Since the approval of high-dose interleukin-2 (IL-2; aldesleukin) in 1992, no other immune therapy has been registered for the treatment of metastatic renal carcinoma.
In contrast, since December 2005, multiple agents designed to inhibit vascular endothelial growth factor (VEGF) or mammalian target of rapamycin (mTOR) signaling. Sorafenib, sunitinib, pazopanib, axitinib, bevacizumab/interferon, everolimus, and temsirolimus were approved by U.S. Food and Drug Administration for the same indication because of improvements in progression-free survival (PFS) (and in the case of temsirolimus a modest increase in overall survival).
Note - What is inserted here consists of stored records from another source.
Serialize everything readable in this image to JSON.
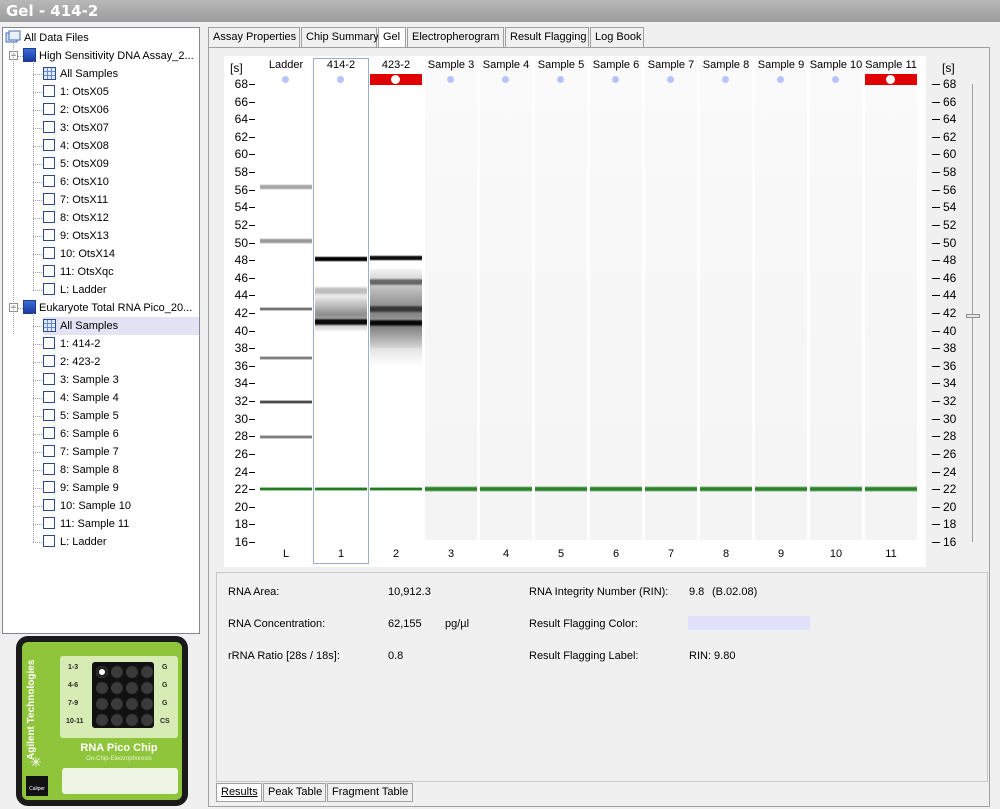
{
  "window": {
    "title": "Gel - 414-2"
  },
  "tree": {
    "root": "All Data Files",
    "assays": [
      {
        "name": "High Sensitivity DNA Assay_2...",
        "all_samples": "All Samples",
        "items": [
          "1: OtsX05",
          "2: OtsX06",
          "3: OtsX07",
          "4: OtsX08",
          "5: OtsX09",
          "6: OtsX10",
          "7: OtsX11",
          "8: OtsX12",
          "9: OtsX13",
          "10: OtsX14",
          "11: OtsXqc",
          "L: Ladder"
        ]
      },
      {
        "name": "Eukaryote Total RNA Pico_20...",
        "all_samples": "All Samples",
        "items": [
          "1: 414-2",
          "2: 423-2",
          "3: Sample 3",
          "4: Sample 4",
          "5: Sample 5",
          "6: Sample 6",
          "7: Sample 7",
          "8: Sample 8",
          "9: Sample 9",
          "10: Sample 10",
          "11: Sample 11",
          "L: Ladder"
        ]
      }
    ]
  },
  "chip": {
    "brand": "Agilent Technologies",
    "name": "RNA Pico Chip",
    "subtitle": "On-Chip-Electrophoresis",
    "row_labels": [
      "1-3",
      "4-6",
      "7-9",
      "10-11"
    ],
    "right_labels": [
      "G",
      "G",
      "G",
      "CS"
    ],
    "logo": "Caliper"
  },
  "tabs": [
    "Assay Properties",
    "Chip Summary",
    "Gel",
    "Electropherogram",
    "Result Flagging",
    "Log Book"
  ],
  "gel": {
    "axis_unit": "[s]",
    "ticks": [
      68,
      66,
      64,
      62,
      60,
      58,
      56,
      54,
      52,
      50,
      48,
      46,
      44,
      42,
      40,
      38,
      36,
      34,
      32,
      30,
      28,
      26,
      24,
      22,
      20,
      18,
      16
    ],
    "lanes": [
      {
        "name": "Ladder",
        "num": "L",
        "flag": false,
        "dot": true
      },
      {
        "name": "414-2",
        "num": "1",
        "flag": false,
        "dot": true
      },
      {
        "name": "423-2",
        "num": "2",
        "flag": true,
        "dot": true
      },
      {
        "name": "Sample 3",
        "num": "3",
        "flag": false,
        "dot": true
      },
      {
        "name": "Sample 4",
        "num": "4",
        "flag": false,
        "dot": true
      },
      {
        "name": "Sample 5",
        "num": "5",
        "flag": false,
        "dot": true
      },
      {
        "name": "Sample 6",
        "num": "6",
        "flag": false,
        "dot": true
      },
      {
        "name": "Sample 7",
        "num": "7",
        "flag": false,
        "dot": true
      },
      {
        "name": "Sample 8",
        "num": "8",
        "flag": false,
        "dot": true
      },
      {
        "name": "Sample 9",
        "num": "9",
        "flag": false,
        "dot": true
      },
      {
        "name": "Sample 10",
        "num": "10",
        "flag": false,
        "dot": true
      },
      {
        "name": "Sample 11",
        "num": "11",
        "flag": true,
        "dot": true
      }
    ],
    "selected_lane": 1,
    "bands": {
      "ladder": [
        [
          56.3,
          0.35,
          3
        ],
        [
          50.2,
          0.4,
          3
        ],
        [
          42.4,
          0.55,
          2
        ],
        [
          36.9,
          0.5,
          2
        ],
        [
          31.9,
          0.7,
          2
        ],
        [
          27.9,
          0.5,
          2
        ],
        [
          22.0,
          0.9,
          2
        ]
      ],
      "sample_414": [
        [
          48.1,
          1.0,
          3
        ],
        [
          44.5,
          0.25,
          5
        ],
        [
          41.0,
          0.95,
          4
        ],
        [
          22.0,
          0.9,
          2
        ]
      ],
      "sample_423": [
        [
          48.2,
          0.95,
          3
        ],
        [
          45.5,
          0.5,
          4
        ],
        [
          42.5,
          0.6,
          4
        ],
        [
          40.9,
          0.95,
          4
        ],
        [
          22.0,
          0.9,
          2
        ]
      ],
      "empty": [
        [
          22.0,
          0.85,
          3
        ]
      ]
    }
  },
  "results": {
    "rna_area_label": "RNA Area:",
    "rna_area_value": "10,912.3",
    "rna_conc_label": "RNA Concentration:",
    "rna_conc_value": "62,155",
    "rna_conc_unit": "pg/µl",
    "rrna_label": "rRNA Ratio [28s / 18s]:",
    "rrna_value": "0.8",
    "rin_label": "RNA Integrity Number (RIN):",
    "rin_value": "9.8",
    "rin_version": "(B.02.08)",
    "flag_color_label": "Result Flagging Color:",
    "flag_color": "#e0e0fa",
    "flag_label_label": "Result Flagging Label:",
    "flag_label_value": "RIN: 9.80"
  },
  "bottom_tabs": [
    "Results",
    "Peak Table",
    "Fragment Table"
  ]
}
High-dose IL-2 remains a valuable option for patients with metastatic clear cell renal carcinoma because of its unique ability to produce long-term complete remissions in approximately 5% to 10% of patients.1
However, IL-2 administration is associated with acute severe toxicity requiring expert management in an inpatient setting, for this reason it is currently offered by a limited number of centers in the United States and around the world.
Renewed interest in immune therapy of metastatic renal cancer was stimulated by the activity of nivolumab, an antibody that blocks the PD-1 inhibitory receptor on T-lymphocytes, in a cohort of 34 previously treated patients.2,3
Mario Sznol, MD
At doses of 1 to 10 mg/kg intravenously (IV) every 2 weeks, the objective response rate (ORR) was 29% and an additional 27% had stable disease for 24 weeks or more. Grade 3 to 4 adverse events (AEs) were observed in only about 17% of patients and, overall, treatment was well tolerated. MPDL3280A, an antibody blocking the PD-L1 ligand for PD-1, was also well tolerated in a cohort of 47 patients with metastatic renal cancer accrued to a phase 1 trial. MPDL3280A produced an ORR of 13% and 53% of patients displayed PFS at 24 weeks.4
In a subsequent randomized phase 2 trial presented by Motzer and colleagues at the 2014 American Society of Clinical Oncology (ASCO) annual meeting, 168 previously treated patients with metastatic clear cell renal cancer were randomized to receive nivolumab IV q3w at doses of 0.3 mg/kg, 2 mg/kg, or 10 mg/kg.5
The ORR was 20% to 22% among the cohorts and median survival exceeded the results produced in similar patient populations enrolled in prior phase 3 trials of targeted therapies. A subset of the patients who responded to the PD-1/PD-L1 antagonists remained progression-free for long periods even after discontinuation of treatment. The results of the randomized phase 3 trial of nivolumab versus everolimus in patients progressing on a VEGFR inhibitor are anxiously awaited.